Apart from that, as I mentioned there were 3 specific reasons why I think I did not get a job:
First, I did not prepare myself on a technical grounds. So, please, if you have a clear idea that after PhD you would like to go into industry or academia prepare yourselves based on technical and soft skills, which would be useful later on in that industry.
Second thing: network a lot because It doesn't matter if you want to go to academia or industry or do something of your own, networking is always the key to get into and on next level.
And third thing: now this third thing is mostly for international students In Europe -- about language. As I said before, most of the time the rejection I got was there for my inability to speak Dutch language, so whenever I talk to my friends in Sweden, Germany, Italy, almost everyone share this same story that “you know most of the time I get rejection because I cannot speak the local language”. So I highly recommend to speak or to learn local language wherever you are in Europe - learn the local language.

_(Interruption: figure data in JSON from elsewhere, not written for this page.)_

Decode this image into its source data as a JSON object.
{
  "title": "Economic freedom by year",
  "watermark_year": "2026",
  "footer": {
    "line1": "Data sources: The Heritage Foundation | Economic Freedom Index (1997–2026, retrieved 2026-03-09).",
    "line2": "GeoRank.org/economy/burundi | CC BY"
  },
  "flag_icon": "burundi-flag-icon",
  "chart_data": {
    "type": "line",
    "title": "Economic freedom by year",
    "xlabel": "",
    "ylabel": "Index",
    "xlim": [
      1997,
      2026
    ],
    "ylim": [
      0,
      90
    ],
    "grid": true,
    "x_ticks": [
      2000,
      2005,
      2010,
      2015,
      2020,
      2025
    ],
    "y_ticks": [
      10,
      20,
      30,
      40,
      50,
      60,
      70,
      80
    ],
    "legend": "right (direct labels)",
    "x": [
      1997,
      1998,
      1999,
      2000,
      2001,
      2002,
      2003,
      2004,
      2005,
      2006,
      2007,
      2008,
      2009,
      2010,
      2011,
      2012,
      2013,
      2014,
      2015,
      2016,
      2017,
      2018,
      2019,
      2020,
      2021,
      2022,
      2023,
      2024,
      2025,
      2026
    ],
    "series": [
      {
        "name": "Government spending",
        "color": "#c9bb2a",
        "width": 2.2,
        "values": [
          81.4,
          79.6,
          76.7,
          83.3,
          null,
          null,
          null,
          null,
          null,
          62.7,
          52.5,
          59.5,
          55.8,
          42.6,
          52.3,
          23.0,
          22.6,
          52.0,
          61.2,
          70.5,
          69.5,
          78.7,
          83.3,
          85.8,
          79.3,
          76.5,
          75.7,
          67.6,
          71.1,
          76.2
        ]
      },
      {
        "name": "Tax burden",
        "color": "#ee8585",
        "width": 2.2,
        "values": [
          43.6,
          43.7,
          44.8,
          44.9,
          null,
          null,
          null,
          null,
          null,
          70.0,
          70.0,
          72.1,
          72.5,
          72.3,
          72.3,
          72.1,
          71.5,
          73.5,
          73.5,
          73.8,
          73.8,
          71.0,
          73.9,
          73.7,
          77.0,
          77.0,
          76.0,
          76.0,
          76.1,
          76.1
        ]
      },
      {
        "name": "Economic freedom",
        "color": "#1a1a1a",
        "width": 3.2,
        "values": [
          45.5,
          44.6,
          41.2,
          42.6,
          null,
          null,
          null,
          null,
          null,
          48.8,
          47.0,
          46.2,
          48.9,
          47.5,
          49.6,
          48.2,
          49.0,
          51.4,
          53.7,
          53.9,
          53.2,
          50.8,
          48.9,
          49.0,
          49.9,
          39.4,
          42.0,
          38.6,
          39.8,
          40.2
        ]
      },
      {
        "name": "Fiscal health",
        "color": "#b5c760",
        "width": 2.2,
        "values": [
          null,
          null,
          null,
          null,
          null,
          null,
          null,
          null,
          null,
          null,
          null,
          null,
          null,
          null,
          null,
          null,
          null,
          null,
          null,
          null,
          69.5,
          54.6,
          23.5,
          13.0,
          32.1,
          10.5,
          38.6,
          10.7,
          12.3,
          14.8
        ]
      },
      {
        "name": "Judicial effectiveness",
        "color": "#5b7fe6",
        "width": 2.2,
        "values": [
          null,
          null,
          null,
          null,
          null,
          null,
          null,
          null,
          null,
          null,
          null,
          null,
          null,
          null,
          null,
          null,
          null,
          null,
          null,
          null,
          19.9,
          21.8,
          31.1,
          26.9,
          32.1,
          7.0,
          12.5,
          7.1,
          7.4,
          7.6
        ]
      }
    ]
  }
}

I think these are the messages I have for future generation of PhDs. Just think beyond academia and industry, and also think about network because your network is your network. So put your efforts on building up your network.

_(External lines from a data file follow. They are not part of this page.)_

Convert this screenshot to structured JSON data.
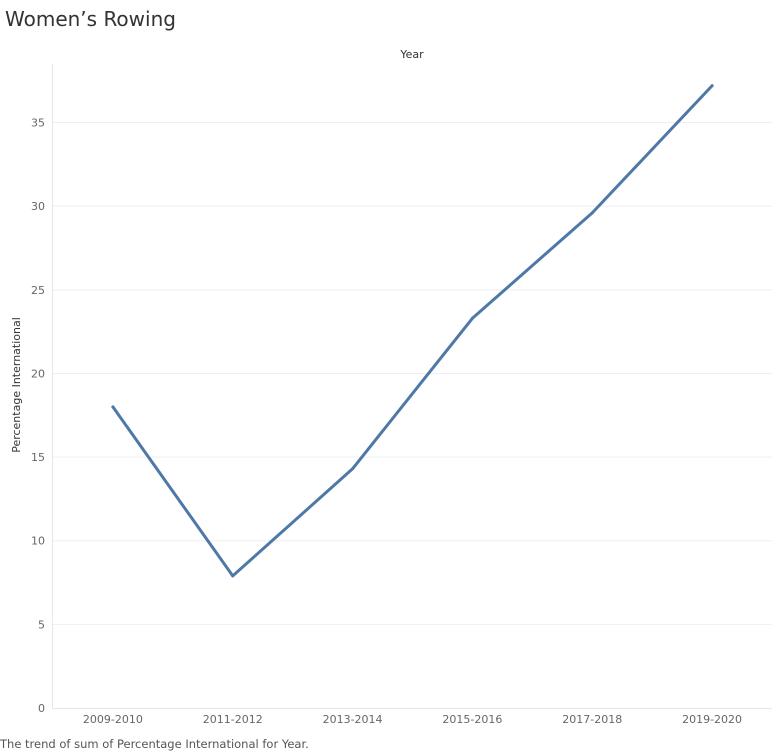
{
  "title": "Women’s Rowing",
  "caption": "The trend of sum of Percentage International for Year.",
  "chart_data": {
    "type": "line",
    "title": "Women’s Rowing",
    "xlabel": "Year",
    "ylabel": "Percentage International",
    "categories": [
      "2009-2010",
      "2011-2012",
      "2013-2014",
      "2015-2016",
      "2017-2018",
      "2019-2020"
    ],
    "series": [
      {
        "values": [
          18.0,
          7.9,
          14.3,
          23.3,
          29.6,
          37.2
        ],
        "color": "#4e79a7"
      }
    ],
    "ylim": [
      0,
      38.5
    ],
    "yticks": [
      0,
      5,
      10,
      15,
      20,
      25,
      30,
      35
    ],
    "grid": true,
    "legend": "none"
  }
}
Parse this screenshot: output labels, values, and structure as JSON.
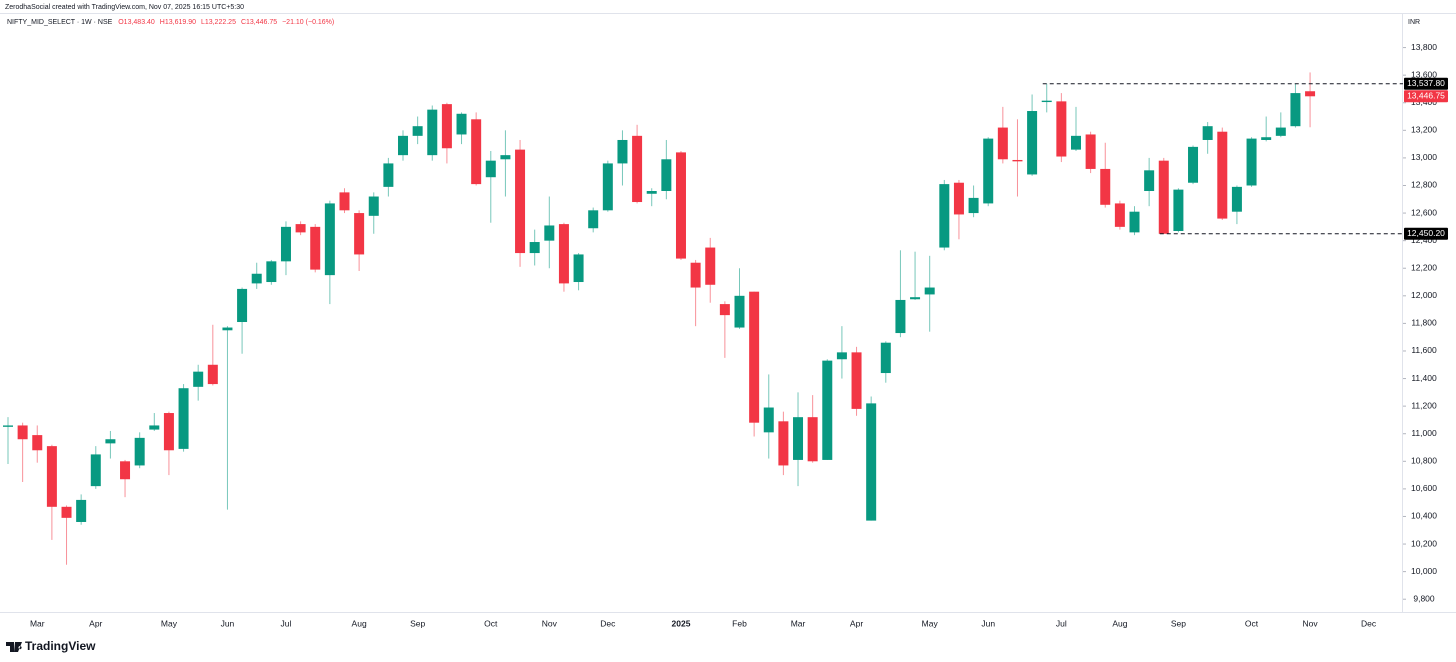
{
  "header": {
    "credit": "ZerodhaSocial created with TradingView.com, Nov 07, 2025 16:15 UTC+5:30",
    "symbol": "NIFTY_MID_SELECT · 1W · NSE",
    "open": "O13,483.40",
    "high": "H13,619.90",
    "low": "L13,222.25",
    "close": "C13,446.75",
    "change": "−21.10 (−0.16%)",
    "currency": "INR",
    "logo": "TradingView"
  },
  "chart_data": {
    "type": "candlestick",
    "categories": [
      null,
      null,
      "Mar",
      null,
      null,
      null,
      "Apr",
      null,
      null,
      null,
      null,
      "May",
      null,
      null,
      null,
      "Jun",
      null,
      null,
      null,
      "Jul",
      null,
      null,
      null,
      null,
      "Aug",
      null,
      null,
      null,
      "Sep",
      null,
      null,
      null,
      null,
      "Oct",
      null,
      null,
      null,
      "Nov",
      null,
      null,
      null,
      "Dec",
      null,
      null,
      null,
      null,
      "2025",
      null,
      null,
      null,
      "Feb",
      null,
      null,
      null,
      "Mar",
      null,
      null,
      null,
      "Apr",
      null,
      null,
      null,
      null,
      "May",
      null,
      null,
      null,
      "Jun",
      null,
      null,
      null,
      null,
      "Jul",
      null,
      null,
      null,
      "Aug",
      null,
      null,
      null,
      "Sep",
      null,
      null,
      null,
      null,
      "Oct",
      null,
      null,
      null,
      "Nov",
      null,
      null,
      null,
      "Dec"
    ],
    "up_color": "#089981",
    "down_color": "#f23645",
    "open": [
      11050,
      11060,
      10990,
      10910,
      10470,
      10360,
      10620,
      10930,
      10800,
      10770,
      11030,
      11150,
      10890,
      11340,
      11500,
      11750,
      11810,
      12090,
      12100,
      12250,
      12520,
      12500,
      12150,
      12750,
      12600,
      12580,
      12790,
      13020,
      13160,
      13020,
      13390,
      13170,
      13280,
      12860,
      12990,
      13060,
      12310,
      12400,
      12520,
      12100,
      12490,
      12620,
      12960,
      13160,
      12740,
      12760,
      13040,
      12240,
      12350,
      11940,
      11770,
      12030,
      11010,
      11090,
      10810,
      11120,
      10810,
      11540,
      11590,
      10370,
      11440,
      11730,
      11975,
      12010,
      12350,
      12820,
      12600,
      12670,
      13220,
      12985,
      12880,
      13405,
      13410,
      13060,
      13170,
      12920,
      12670,
      12460,
      12760,
      12980,
      12470,
      12820,
      13130,
      13190,
      12610,
      12800,
      13130,
      13160,
      13230,
      13483.4,
      null,
      null,
      null,
      null
    ],
    "high": [
      11120,
      11080,
      11060,
      10920,
      10480,
      10560,
      10910,
      11020,
      10810,
      11010,
      11150,
      11160,
      11360,
      11500,
      11790,
      11780,
      12060,
      12240,
      12260,
      12540,
      12540,
      12520,
      12690,
      12780,
      12620,
      12750,
      13000,
      13200,
      13300,
      13380,
      13400,
      13330,
      13330,
      13050,
      13200,
      13130,
      12480,
      12720,
      12530,
      12310,
      12640,
      12980,
      13200,
      13240,
      12780,
      13130,
      13050,
      12260,
      12420,
      11960,
      12200,
      12030,
      11430,
      11160,
      11300,
      11280,
      11540,
      11780,
      11630,
      11270,
      11670,
      12330,
      12320,
      12290,
      12840,
      12840,
      12800,
      13150,
      13370,
      13280,
      13460,
      13537.8,
      13470,
      13370,
      13190,
      13110,
      12690,
      12650,
      13000,
      13000,
      12780,
      13090,
      13260,
      13220,
      12800,
      13150,
      13300,
      13330,
      13538,
      13619.9,
      null,
      null,
      null,
      null
    ],
    "low": [
      10780,
      10650,
      10790,
      10230,
      10050,
      10340,
      10600,
      10820,
      10540,
      10750,
      11020,
      10700,
      10870,
      11240,
      11350,
      10450,
      11580,
      12050,
      12080,
      12150,
      12440,
      12170,
      11940,
      12600,
      12180,
      12450,
      12720,
      12980,
      13100,
      12980,
      12960,
      13100,
      12800,
      12530,
      12720,
      12210,
      12220,
      12200,
      12030,
      12040,
      12460,
      12610,
      12800,
      12670,
      12650,
      12700,
      12260,
      11780,
      11950,
      11550,
      11760,
      10980,
      10820,
      10700,
      10620,
      10790,
      10810,
      11400,
      11130,
      10370,
      11370,
      11700,
      11970,
      11740,
      12330,
      12410,
      12570,
      12650,
      12960,
      12720,
      12870,
      13330,
      12970,
      13050,
      12890,
      12640,
      12480,
      12440,
      12650,
      12450.2,
      12460,
      12810,
      13030,
      12550,
      12520,
      12790,
      13120,
      13150,
      13220,
      13222.25,
      null,
      null,
      null,
      null
    ],
    "close": [
      11060,
      10960,
      10880,
      10470,
      10390,
      10520,
      10850,
      10960,
      10670,
      10970,
      11060,
      10880,
      11330,
      11450,
      11360,
      11770,
      12050,
      12160,
      12250,
      12500,
      12460,
      12190,
      12670,
      12620,
      12300,
      12720,
      12960,
      13160,
      13230,
      13350,
      13070,
      13320,
      12810,
      12980,
      13020,
      12310,
      12390,
      12510,
      12090,
      12300,
      12620,
      12960,
      13130,
      12680,
      12760,
      12990,
      12270,
      12060,
      12080,
      11860,
      12000,
      11080,
      11190,
      10770,
      11120,
      10800,
      11530,
      11590,
      11180,
      11220,
      11660,
      11970,
      11990,
      12060,
      12810,
      12590,
      12710,
      13140,
      12990,
      12975,
      13340,
      13415,
      13010,
      13160,
      12920,
      12660,
      12500,
      12610,
      12910,
      12450,
      12770,
      13080,
      13230,
      12560,
      12790,
      13140,
      13150,
      13220,
      13470,
      13446.75,
      null,
      null,
      null,
      null
    ],
    "ylim": [
      9700,
      14000
    ],
    "yticks": [
      {
        "value": 9800,
        "label": "9,800"
      },
      {
        "value": 10000,
        "label": "10,000"
      },
      {
        "value": 10200,
        "label": "10,200"
      },
      {
        "value": 10400,
        "label": "10,400"
      },
      {
        "value": 10600,
        "label": "10,600"
      },
      {
        "value": 10800,
        "label": "10,800"
      },
      {
        "value": 11000,
        "label": "11,000"
      },
      {
        "value": 11200,
        "label": "11,200"
      },
      {
        "value": 11400,
        "label": "11,400"
      },
      {
        "value": 11600,
        "label": "11,600"
      },
      {
        "value": 11800,
        "label": "11,800"
      },
      {
        "value": 12000,
        "label": "12,000"
      },
      {
        "value": 12200,
        "label": "12,200"
      },
      {
        "value": 12400,
        "label": "12,400"
      },
      {
        "value": 12600,
        "label": "12,600"
      },
      {
        "value": 12800,
        "label": "12,800"
      },
      {
        "value": 13000,
        "label": "13,000"
      },
      {
        "value": 13200,
        "label": "13,200"
      },
      {
        "value": 13400,
        "label": "13,400"
      },
      {
        "value": 13600,
        "label": "13,600"
      },
      {
        "value": 13800,
        "label": "13,800"
      }
    ],
    "price_lines": [
      {
        "value": 13537.8,
        "label": "13,537.80",
        "color": "#000000"
      },
      {
        "value": 12450.2,
        "label": "12,450.20",
        "color": "#000000"
      }
    ],
    "last_price": {
      "value": 13446.75,
      "label": "13,446.75",
      "color": "#f23645"
    }
  }
}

There are a lot of soft skills you learn during PhD for example time management, project management, negotiation skills, stress management and so on.
All these skills are very much useful when you want to build up your business. So I highly recommend new PhD student if you get any startup idea from the beginning of your PhD, please, water it and let it grow further so that by the end of your PhD you will have something concrete to big innovate, something to build up your own.
So I think these are the three different sectors where a PhD can think of and really grow further.
So I think this is my journey so far and right now as I mentioned I help small and medium-sized pharmaceutical, nutraceutical and cosmeceutical companies either with raw material supplied, private label manufacturing, formulation development, clinical trials and sometimes import/export.
So there's a lot of things but I truly enjoy doing all these things and the most important thing right now: I'm doing what I love the most -- I'm serving pharmaceutical industry and at the same time at the end of the rope are the patients somewhere. I get this feeling that I'm helping needy people as well.
So it's worth, It's very satisfying right now for me what I'm doing my business, it's a bit tough, sometime it get very hard but of course that's the pros and cons with every job that some days are really nice and some days are quite hard.
So this is the deal you've get when being an independent person.
So I wish everyone all the best and I wish Tina and her team also all the best for your future interviewer and helping out a lot of PhDs and postdoc to find that right career.
Thank you so much Guys and Wish you all the best!
Thank you for listening to yet another episode of PhD career stories.